Choosing a financial power of attorney (POA) is a serious matter that should not be entered into lightly. As the saying going, with great power comes great responsibility. But what qualities make a person a good POA? What, exactly, does power of attorney mean, and what are the different types?
What Is Power of Attorney (POA)?
Assigning someone as Financial Power of Attorney means that they are legally allowed to handle your financial matters in the event that you are not able to (for example, if you have a medical emergency). The degree and the timing that the financial POA takes place depends upon the type of Power of Attorney you sign – we’ll discuss the different types of POA below.
Types of Financial Power of Attorney
There are three basic types of financial power of attorney. The first is the normal or conventional power of attorney. This type begins the moment you sign it and lasts until you are mentally incapable or incapacitated.
The second type is a durable power of attorney. This form of POA also begins the moment you sign it, but it lasts your entire lifetime – with the caveat that you can cancel it at anytime.
The third type is a springing power of attorney. As the name suggests, a springing POA is triggered when a specific life event occurs, such as a medical emergency or if you ever become incapacitated.
No matter what type of power of attorney you have anointed someone with, those powers and the ability to manage your finances ends upon your death.
Benefits and Responsibilities of Power of Attorney
When you assign someone as financial power of attorney, you can pick and choose which assets and powers they have.

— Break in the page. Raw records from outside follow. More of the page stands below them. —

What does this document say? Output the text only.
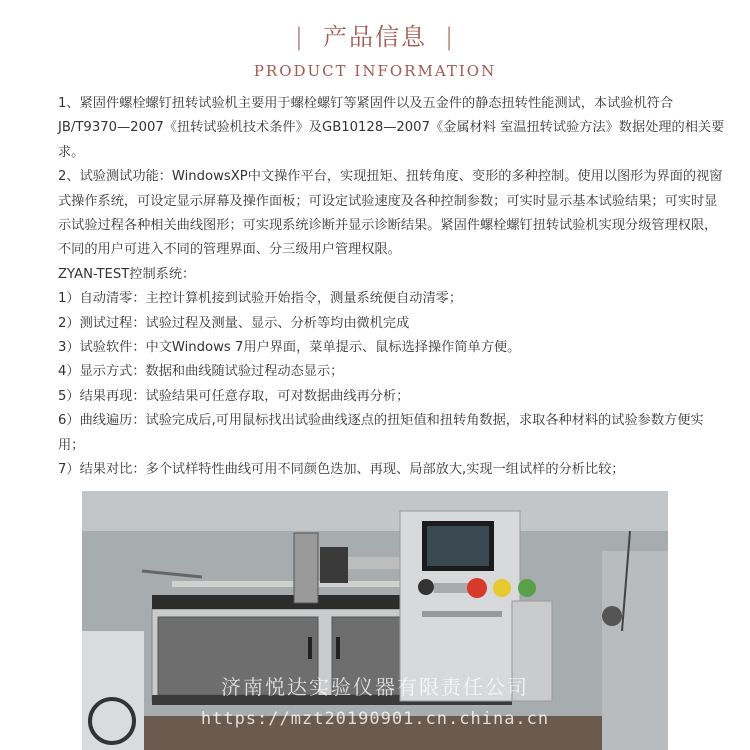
| 产品信息 |
PRODUCT INFORMATION

1、紧固件螺栓螺钉扭转试验机主要用于螺栓螺钉等紧固件以及五金件的静态扭转性能测试，本试验机符合JB/T9370—2007《扭转试验机技术条件》及GB10128—2007《金属材料 室温扭转试验方法》数据处理的相关要求。

2、试验测试功能：WindowsXP中文操作平台，实现扭矩、扭转角度、变形的多种控制。使用以图形为界面的视窗式操作系统，可设定显示屏幕及操作面板；可设定试验速度及各种控制参数；可实时显示基本试验结果；可实时显示试验过程各种相关曲线图形；可实现系统诊断并显示诊断结果。紧固件螺栓螺钉扭转试验机实现分级管理权限，不同的用户可进入不同的管理界面、分三级用户管理权限。

ZYAN-TEST控制系统：

1）自动清零：主控计算机接到试验开始指令，测量系统便自动清零；

2）测试过程：试验过程及测量、显示、分析等均由微机完成

3）试验软件：中文Windows 7用户界面，菜单提示、鼠标选择操作简单方便。

4）显示方式：数据和曲线随试验过程动态显示；

5）结果再现：试验结果可任意存取，可对数据曲线再分析；

6）曲线遍历：试验完成后,可用鼠标找出试验曲线逐点的扭矩值和扭转角数据，求取各种材料的试验参数方便实用；

7）结果对比：多个试样特性曲线可用不同颜色迭加、再现、局部放大,实现一组试样的分析比较；

济南悦达实验仪器有限责任公司
https://mzt20190901.cn.china.cn
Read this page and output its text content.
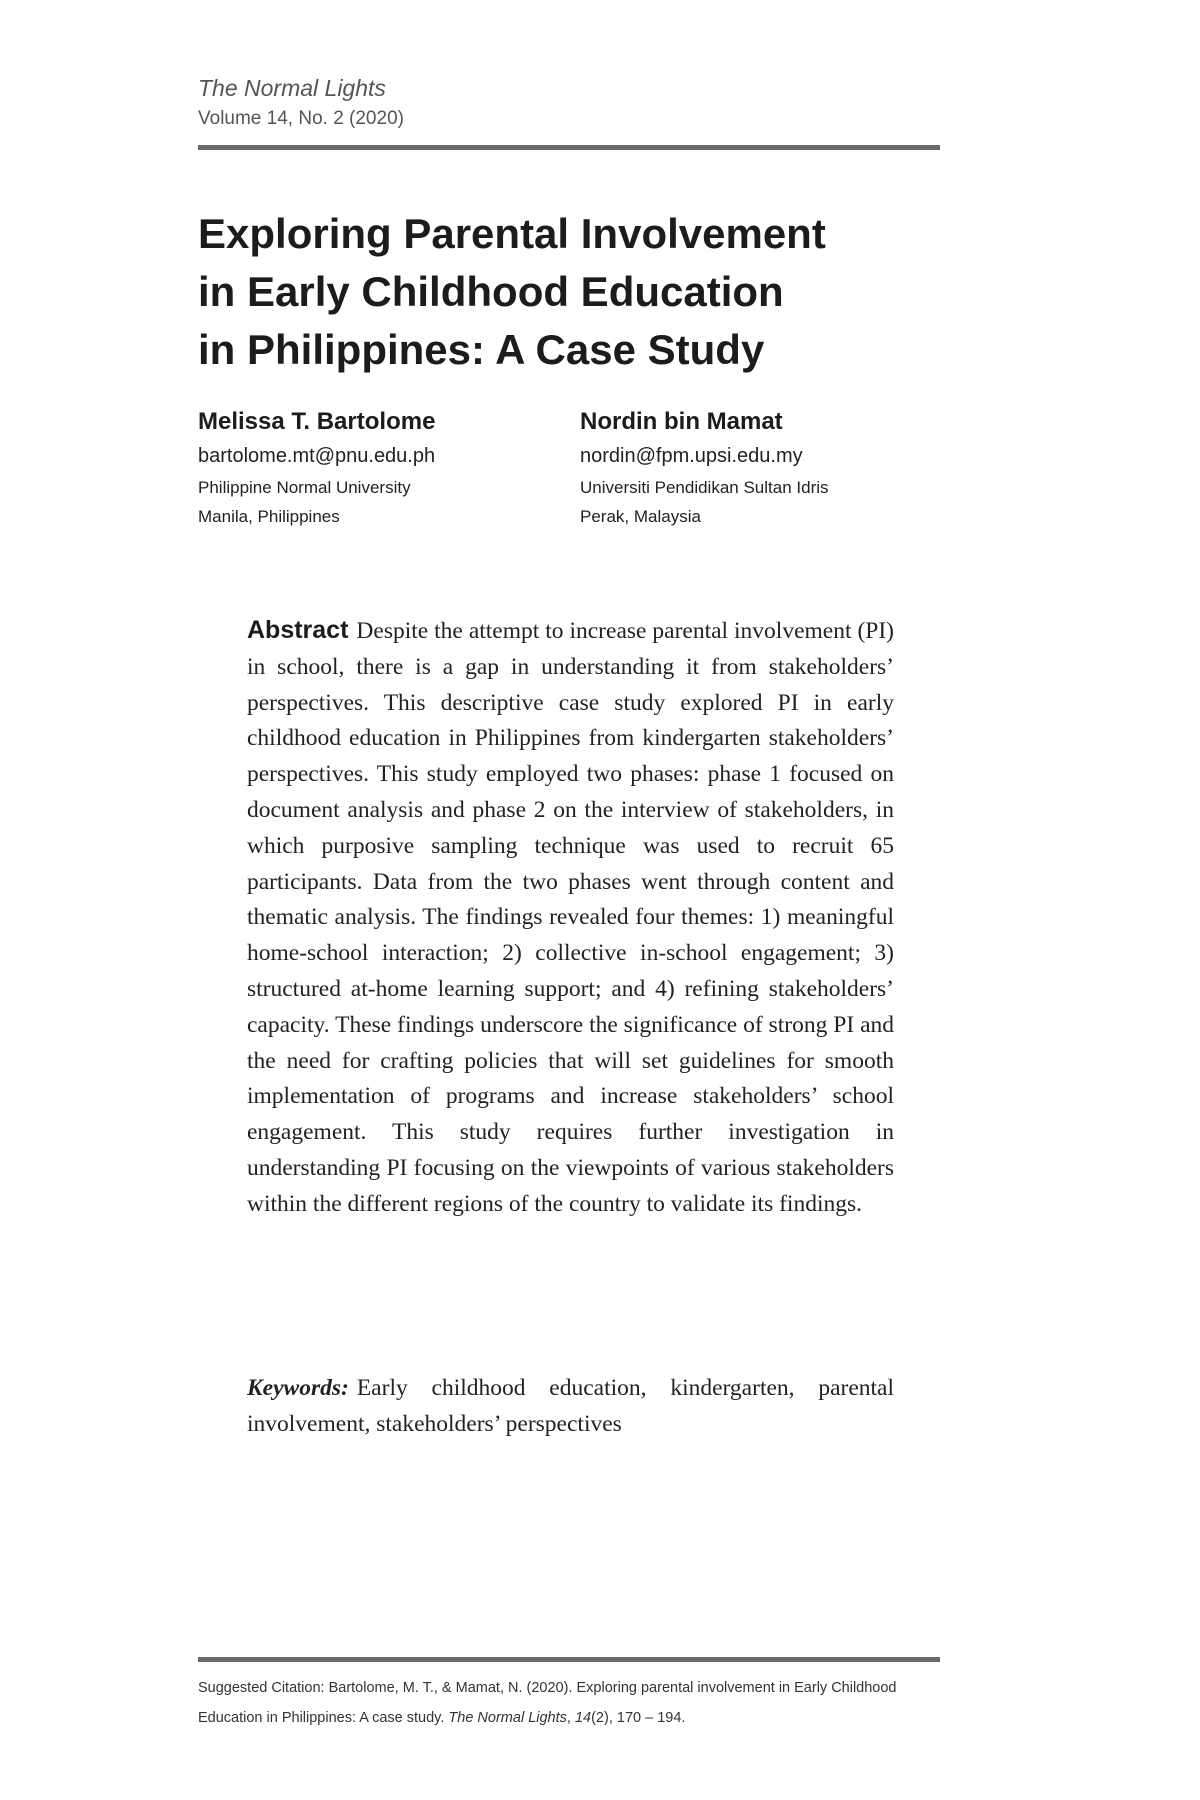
The Normal Lights
Volume 14, No. 2 (2020)
Exploring Parental Involvement
in Early Childhood Education
in Philippines: A Case Study
Melissa T. Bartolome
bartolome.mt@pnu.edu.ph
Philippine Normal University
Manila, Philippines
Nordin bin Mamat
nordin@fpm.upsi.edu.my
Universiti Pendidikan Sultan Idris
Perak, Malaysia

Abstract Despite the attempt to increase parental involvement (PI) in school, there is a gap in understanding it from stakeholders’ perspectives. This descriptive case study explored PI in early childhood education in Philippines from kindergarten stakeholders’ perspectives. This study employed two phases: phase 1 focused on document analysis and phase 2 on the interview of stakeholders, in which purposive sampling technique was used to recruit 65 participants. Data from the two phases went through content and thematic analysis. The findings revealed four themes: 1) meaningful home-school interaction; 2) collective in-school engagement; 3) structured at-home learning support; and 4) refining stakeholders’ capacity. These findings underscore the significance of strong PI and the need for crafting policies that will set guidelines for smooth implementation of programs and increase stakeholders’ school engagement. This study requires further investigation in understanding PI focusing on the viewpoints of various stakeholders within the different regions of the country to validate its findings.

Keywords: Early childhood education, kindergarten, parental involvement, stakeholders’ perspectives

Suggested Citation: Bartolome, M. T., & Mamat, N. (2020). Exploring parental involvement in Early Childhood Education in Philippines: A case study. The Normal Lights, 14(2), 170 – 194.
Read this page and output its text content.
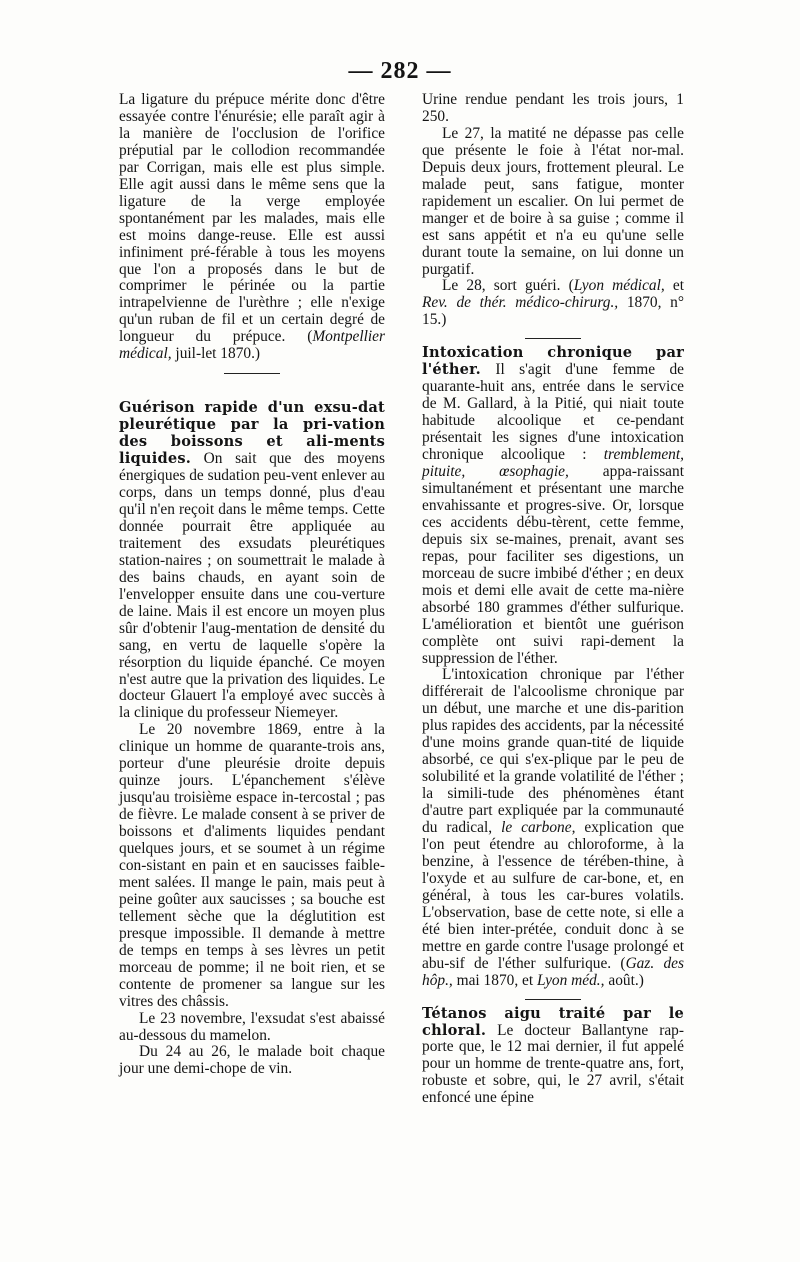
— 282 —

La ligature du prépuce mérite donc d'être essayée contre l'énurésie; elle paraît agir à la manière de l'occlusion de l'orifice préputial par le collodion recommandée par Corrigan, mais elle est plus simple. Elle agit aussi dans le même sens que la ligature de la verge employée spontanément par les malades, mais elle est moins dange-reuse. Elle est aussi infiniment pré-férable à tous les moyens que l'on a proposés dans le but de comprimer le périnée ou la partie intrapelvienne de l'urèthre ; elle n'exige qu'un ruban de fil et un certain degré de longueur du prépuce. (Montpellier médical, juil-let 1870.)

Guérison rapide d'un exsu-dat pleurétique par la pri-vation des boissons et ali-ments liquides. On sait que des moyens énergiques de sudation peu-vent enlever au corps, dans un temps donné, plus d'eau qu'il n'en reçoit dans le même temps. Cette donnée pourrait être appliquée au traitement des exsudats pleurétiques station-naires ; on soumettrait le malade à des bains chauds, en ayant soin de l'envelopper ensuite dans une cou-verture de laine. Mais il est encore un moyen plus sûr d'obtenir l'aug-mentation de densité du sang, en vertu de laquelle s'opère la résorption du liquide épanché. Ce moyen n'est autre que la privation des liquides. Le docteur Glauert l'a employé avec succès à la clinique du professeur Niemeyer.

Le 20 novembre 1869, entre à la clinique un homme de quarante-trois ans, porteur d'une pleurésie droite depuis quinze jours. L'épanchement s'élève jusqu'au troisième espace in-tercostal ; pas de fièvre. Le malade consent à se priver de boissons et d'aliments liquides pendant quelques jours, et se soumet à un régime con-sistant en pain et en saucisses faible-ment salées. Il mange le pain, mais peut à peine goûter aux saucisses ; sa bouche est tellement sèche que la déglutition est presque impossible. Il demande à mettre de temps en temps à ses lèvres un petit morceau de pomme; il ne boit rien, et se contente de promener sa langue sur les vitres des châssis.

Le 23 novembre, l'exsudat s'est abaissé au-dessous du mamelon.

Du 24 au 26, le malade boit chaque jour une demi-chope de vin.

Urine rendue pendant les trois jours, 1 250.

Le 27, la matité ne dépasse pas celle que présente le foie à l'état nor-mal. Depuis deux jours, frottement pleural. Le malade peut, sans fatigue, monter rapidement un escalier. On lui permet de manger et de boire à sa guise ; comme il est sans appétit et n'a eu qu'une selle durant toute la semaine, on lui donne un purgatif.

Le 28, sort guéri. (Lyon médical, et Rev. de thér. médico-chirurg., 1870, n° 15.)

Intoxication chronique par l'éther. Il s'agit d'une femme de quarante-huit ans, entrée dans le service de M. Gallard, à la Pitié, qui niait toute habitude alcoolique et ce-pendant présentait les signes d'une intoxication chronique alcoolique : tremblement, pituite, œsophagie, appa-raissant simultanément et présentant une marche envahissante et progres-sive. Or, lorsque ces accidents débu-tèrent, cette femme, depuis six se-maines, prenait, avant ses repas, pour faciliter ses digestions, un morceau de sucre imbibé d'éther ; en deux mois et demi elle avait de cette ma-nière absorbé 180 grammes d'éther sulfurique. L'amélioration et bientôt une guérison complète ont suivi rapi-dement la suppression de l'éther.

L'intoxication chronique par l'éther différerait de l'alcoolisme chronique par un début, une marche et une dis-parition plus rapides des accidents, par la nécessité d'une moins grande quan-tité de liquide absorbé, ce qui s'ex-plique par le peu de solubilité et la grande volatilité de l'éther ; la simili-tude des phénomènes étant d'autre part expliquée par la communauté du radical, le carbone, explication que l'on peut étendre au chloroforme, à la benzine, à l'essence de térében-thine, à l'oxyde et au sulfure de car-bone, et, en général, à tous les car-bures volatils. L'observation, base de cette note, si elle a été bien inter-prétée, conduit donc à se mettre en garde contre l'usage prolongé et abu-sif de l'éther sulfurique. (Gaz. des hôp., mai 1870, et Lyon méd., août.)

Tétanos aigu traité par le chloral. Le docteur Ballantyne rap-porte que, le 12 mai dernier, il fut appelé pour un homme de trente-quatre ans, fort, robuste et sobre, qui, le 27 avril, s'était enfoncé une épine
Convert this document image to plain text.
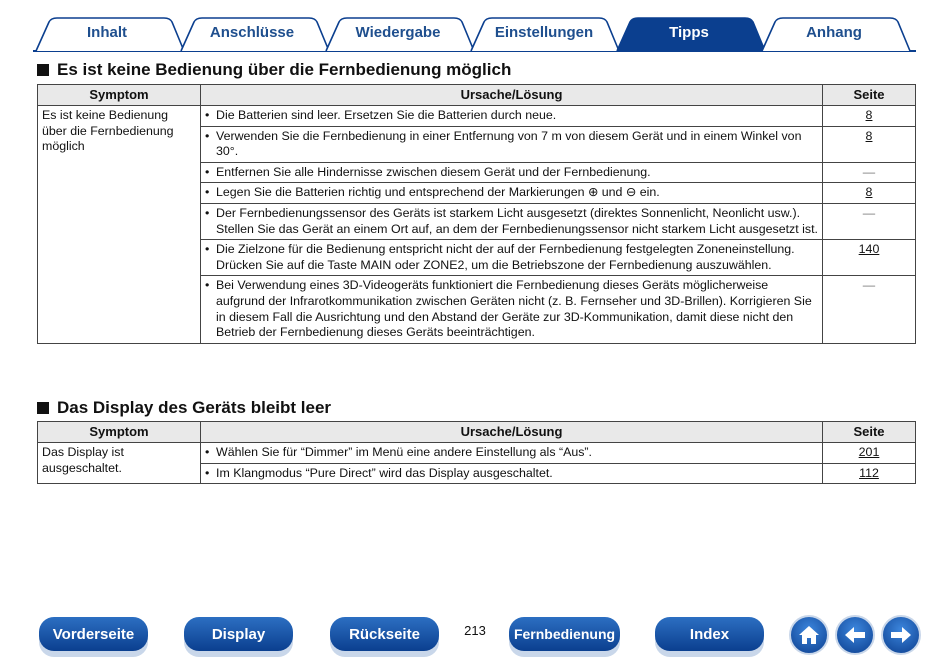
Inhalt	Anschlüsse	Wiedergabe	Einstellungen	Tipps	Anhang
Es ist keine Bedienung über die Fernbedienung möglich
Symptom	Ursache/Lösung	Seite
Es ist keine Bedienung über die Fernbedienung möglich	• Die Batterien sind leer. Ersetzen Sie die Batterien durch neue.	8

	• Verwenden Sie die Fernbedienung in einer Entfernung von 7 m von diesem Gerät und in einem Winkel von 30°.	8

	• Entfernen Sie alle Hindernisse zwischen diesem Gerät und der Fernbedienung.	—

	• Legen Sie die Batterien richtig und entsprechend der Markierungen ⊕ und ⊖ ein.	8

	• Der Fernbedienungssensor des Geräts ist starkem Licht ausgesetzt (direktes Sonnenlicht, Neonlicht usw.). Stellen Sie das Gerät an einem Ort auf, an dem der Fernbedienungssensor nicht starkem Licht ausgesetzt ist.	—

	• Die Zielzone für die Bedienung entspricht nicht der auf der Fernbedienung festgelegten Zoneneinstellung. Drücken Sie auf die Taste MAIN oder ZONE2, um die Betriebszone der Fernbedienung auszuwählen.	140

	• Bei Verwendung eines 3D-Videogeräts funktioniert die Fernbedienung dieses Geräts möglicherweise aufgrund der Infrarotkommunikation zwischen Geräten nicht (z. B. Fernseher und 3D-Brillen). Korrigieren Sie in diesem Fall die Ausrichtung und den Abstand der Geräte zur 3D-Kommunikation, damit diese nicht den Betrieb der Fernbedienung dieses Geräts beeinträchtigen.	—
Das Display des Geräts bleibt leer
Symptom	Ursache/Lösung	Seite
Das Display ist ausgeschaltet.	• Wählen Sie für “Dimmer” im Menü eine andere Einstellung als “Aus”.	201

	• Im Klangmodus “Pure Direct” wird das Display ausgeschaltet.	112
Vorderseite	Display	Rückseite	213	Fernbedienung	Index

It is important to lay out ever aspect of your POA – a licensed CPA or certified public accountant can help you decide which abilities should be in your POA, as well as which type is beneficial to your situation.
Typical aspects of your finances you can give someone access to include investments (stocks, bonds, mutual funds), property, taxes, small business operations, day-to-day expenses, bill payment, insurance, bank transactions, access to any property (including automobiles and valuables), and even the right to hire level representation on your behalf.
You can assign a person of all of these responsibilities or a few of them. In addition, you can assigned multiple people to handle different areas of your finances as well.
Choosing a Power of Attorney
Your first instinct may be to assign a family member as your POA, and while this is not a bad idea, there are some factors to consider. For starters, trust is everything. Whoever you choose must be a responsible person that has you (and your family’s) best interest at heart.
Since you are having the person handle your financial matters, someone who is savvy with finances is important as well. If you are letting them handle your stocks, for instance, they should understand how the stock market works. If you are asking them to make small business owner (SBO) decisions when you are incapacitated, they need to understand what you do and how your company operates.
Difference Between a Financial POA and Medical POA
You may be asking yourself what is the difference between a financial power of attorney and a medical power of attorney. While you can certainly have the same person be both your Financial and Medical POA, having separate people is always a wise choice. In essence, a medical POA handles your medical situation and is responsible for making medical decisions for you when you are unable to or are incapacitated, whereas a financial POA handles your finances.